Re-tiring a retired Tandy Turbo Beetle
I had one of these neat Tandy Beetles when I was a kid. The combination of Baja Bug-esque styling and fun big tires is a winner. Recently, I found a much sadder one on eBay, bereft of its transmitter, tires, battery door, and suspension. Let’s figure out how to cobble this thing back together into a running car.
Plastic repair
A bunch of parts on the frame of the Beetle were already broken, but it was mostly on the fake rear six-banger boxer engine. Unfortunately, you practically have to strip the car down completely in order to access these parts, and I ended up with a bin full of loose bits for almost a year while I thought about my next steps.
Some super glue and model cement put the engine back together, and the rear plastic rollcage frame back into one piece. I had to clamp up the top rollbar, which only had one of its driving lights left and a giant crack in the middle. Although I don’t have replacement driving lights for it, I could probably 3D-print something or even take a mould. It’s a very low priority.
Tires
Now that I had most of the parts again, it was time to reassemble the car and see if I had misplaced any of the screws. Putting the trailing-arm mount back together was somewhat precarious, as it depends on several different-length screws and some flimsy plastic pieces. Hopefully this doesn’t break in the future.
To get tires, I went to my local hobby store. Unfortunately, they didn’t have much that fit. There were some RC4WD “Goodyear” branded 1.55” tires, which went on the rear, but they wouldn’t clear the bumper in front. They fit a little bit loosely, so I may have to use glue.

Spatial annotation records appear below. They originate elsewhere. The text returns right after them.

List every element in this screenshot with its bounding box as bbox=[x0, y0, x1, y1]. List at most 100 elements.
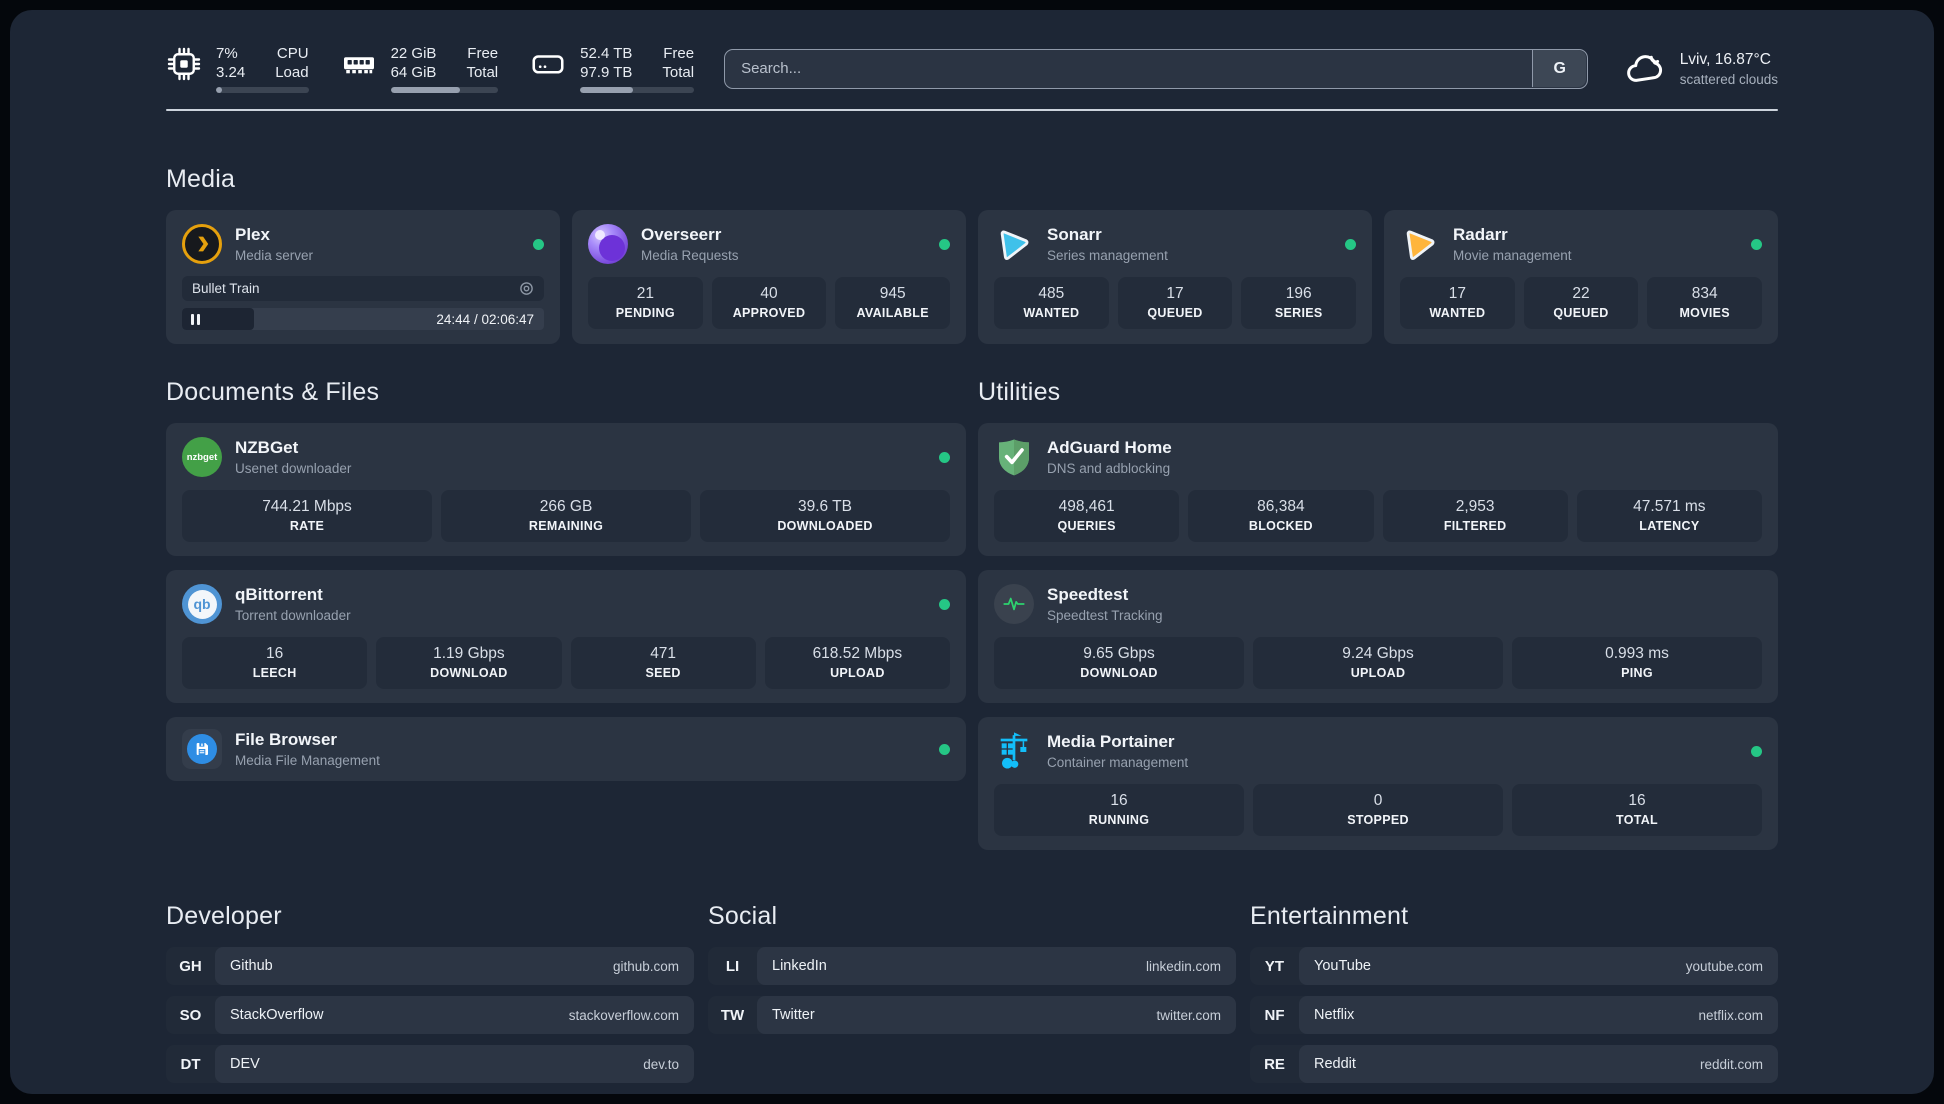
ram-total: 64 GiB bbox=[390, 64, 437, 81]
app-title: Sonarr bbox=[1047, 225, 1102, 244]
app-card-filebrowser[interactable]: File Browser Media File Management bbox=[166, 717, 966, 781]
stat-box: 9.24 Gbps UPLOAD bbox=[1253, 637, 1503, 689]
search-input[interactable] bbox=[724, 48, 1588, 89]
weather-widget: Lviv, 16.87°C scattered clouds bbox=[1624, 48, 1778, 90]
disk-total: 97.9 TB bbox=[580, 64, 633, 81]
top-bar: 7% CPU 3.24 Load 22 GiB Free 64 GiB Tota… bbox=[166, 44, 1778, 93]
app-title: Overseerr bbox=[641, 225, 722, 244]
app-card-adguard[interactable]: AdGuard Home DNS and adblocking 498,461 … bbox=[978, 423, 1778, 556]
link-youtube[interactable]: YT YouTube youtube.com bbox=[1250, 947, 1778, 985]
link-name: StackOverflow bbox=[230, 1007, 324, 1023]
link-url: stackoverflow.com bbox=[568, 1007, 679, 1023]
app-title: AdGuard Home bbox=[1047, 438, 1172, 457]
link-github[interactable]: GH Github github.com bbox=[166, 947, 694, 985]
app-subtitle: Movie management bbox=[1453, 248, 1572, 263]
app-subtitle: Media Requests bbox=[641, 248, 739, 263]
search-bar: G bbox=[724, 48, 1588, 89]
stat-box: 0 STOPPED bbox=[1253, 784, 1503, 836]
pause-icon bbox=[191, 313, 200, 325]
disk-icon bbox=[530, 46, 566, 82]
link-abbr: LI bbox=[725, 957, 740, 975]
app-card-speedtest[interactable]: Speedtest Speedtest Tracking 9.65 Gbps D… bbox=[978, 570, 1778, 703]
app-card-portainer[interactable]: Media Portainer Container management 16 … bbox=[978, 717, 1778, 850]
status-dot bbox=[1751, 238, 1762, 250]
search-engine-button[interactable]: G bbox=[1532, 50, 1587, 87]
link-name: Twitter bbox=[772, 1007, 815, 1023]
app-card-radarr[interactable]: Radarr Movie management 17 WANTED 22 QUE… bbox=[1384, 210, 1778, 344]
link-name: LinkedIn bbox=[772, 958, 827, 974]
stat-box: 16 TOTAL bbox=[1512, 784, 1762, 836]
app-subtitle: Media server bbox=[235, 248, 314, 263]
nzbget-icon: nzbget bbox=[182, 437, 222, 477]
link-twitter[interactable]: TW Twitter twitter.com bbox=[708, 996, 1236, 1034]
stat-box: 21 PENDING bbox=[588, 277, 703, 329]
link-url: dev.to bbox=[643, 1056, 679, 1072]
app-subtitle: Speedtest Tracking bbox=[1047, 608, 1163, 623]
cpu-percent: 7% bbox=[216, 45, 238, 62]
cpu-stat: 7% CPU 3.24 Load bbox=[166, 44, 309, 93]
status-dot bbox=[939, 743, 950, 755]
status-dot bbox=[939, 238, 950, 250]
ram-free-label: Free bbox=[467, 45, 499, 62]
cpu-label: CPU bbox=[276, 45, 309, 62]
status-dot bbox=[939, 451, 950, 463]
link-url: github.com bbox=[612, 958, 679, 974]
link-abbr: GH bbox=[179, 957, 202, 975]
stat-box: 22 QUEUED bbox=[1523, 277, 1639, 329]
link-dev[interactable]: DT DEV dev.to bbox=[166, 1045, 694, 1083]
ram-free: 22 GiB bbox=[390, 45, 437, 62]
radarr-icon bbox=[1400, 224, 1440, 264]
disk-progress bbox=[580, 87, 695, 93]
app-card-overseerr[interactable]: Overseerr Media Requests 21 PENDING 40 A… bbox=[572, 210, 966, 344]
app-card-sonarr[interactable]: Sonarr Series management 485 WANTED 17 Q… bbox=[978, 210, 1372, 344]
status-dot bbox=[1345, 238, 1356, 250]
overseerr-icon bbox=[588, 224, 628, 264]
disk-free: 52.4 TB bbox=[580, 45, 633, 62]
stat-box: 16 RUNNING bbox=[994, 784, 1244, 836]
stat-box: 86,384 BLOCKED bbox=[1188, 490, 1374, 542]
cpu-icon bbox=[166, 46, 202, 82]
section-developer: Developer GH Github github.com SO StackO… bbox=[166, 902, 694, 1083]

After asking my friend Albert, who does a lot more RC stuff, he pointed out that the front tires in the promotional shots for the Tandy Beetle look exactly the same as the ones on a Tamiya Sand Scorcher. Then he gave me the part number. I took that part number to the other hobby store in town, and after some rummaging through the bins, they turned up a bag of new-production Sand Scorcher front tires.
Those tires fit perfectly (although it was a finger-pinching activity, involving lots of dish soap, to get them on.) Thanks, Albert!
The part number of these front tires is Tamiya 9805033, marked as “for 58016,” which is the Tamiya part number for the original and reissued Sand Scorcher. I suspect the rears are supposed to be Tamiya 9805081, the original rears for a Sand Scorcher, but I’ve already got these rears, so I’ll run them until something horrible happens. It seems like Hornet tires would also work; it would be fun to try some of those oh-so-80s spiky rear tires, which are also back in production (the adjacent part number, Tamiya 9805034.)
Springs
I couldn’t figure out why the rear springs were missing, until I tried to put new ones on. Turns out that the rear “suspension,” which consists of a plastic sleeve and pin that slide into each other, droops significantly once you remove the trailing arms. It took a little bit of finagling and swearing until I got them in, but the springs fit surprisingly well.
Which springs, you ask? Hardware store ones. I took a quick measurement with a digital caliper to figure out the minimum inner diameter of the spring seat, and then went to Canadian Tire. On the shelves was this Hillman 851618 compression spring, which was about a buck seventy-five a spring.
These springs may not exactly be the right stiffness or length, but they definitely seem to work. And that’s good enough for now.
I did a quick dry fit of the body, and even with the rear fake engine not installed, the thing looks pretty good.
Next steps
My next task is to remove all the original Tandy/Atcomi electronics from this machine. If everything goes well, I’ll also be able to reverse-engineer the original board and post a schematic – it looks very simple and appears to all be based on an off-the-shelf (and still available!) “RC car” LSI chip from the period.
The end goal is to try and run the original motor off of a newer Quicrun 1060 brushed ESC. I was hoping to use a Traxxas “hump pack” from the Stampede 2WD, but it looks like I don’t quite have enough wheelbase to make that happen, so I’ll have to find another smaller pack. My fear is that the increased beef of the new electronics will shred the two-speed rear end instantly, but there’s only one way to find out.
Whether or not this project ever made financial sense is sort of irrelevant. Everyone who tells you not to spend money on toy-grade R/C is one hundred percent correct, but at the same time, it’s hard to deny that this bootleg Beetle is pretty damn cool.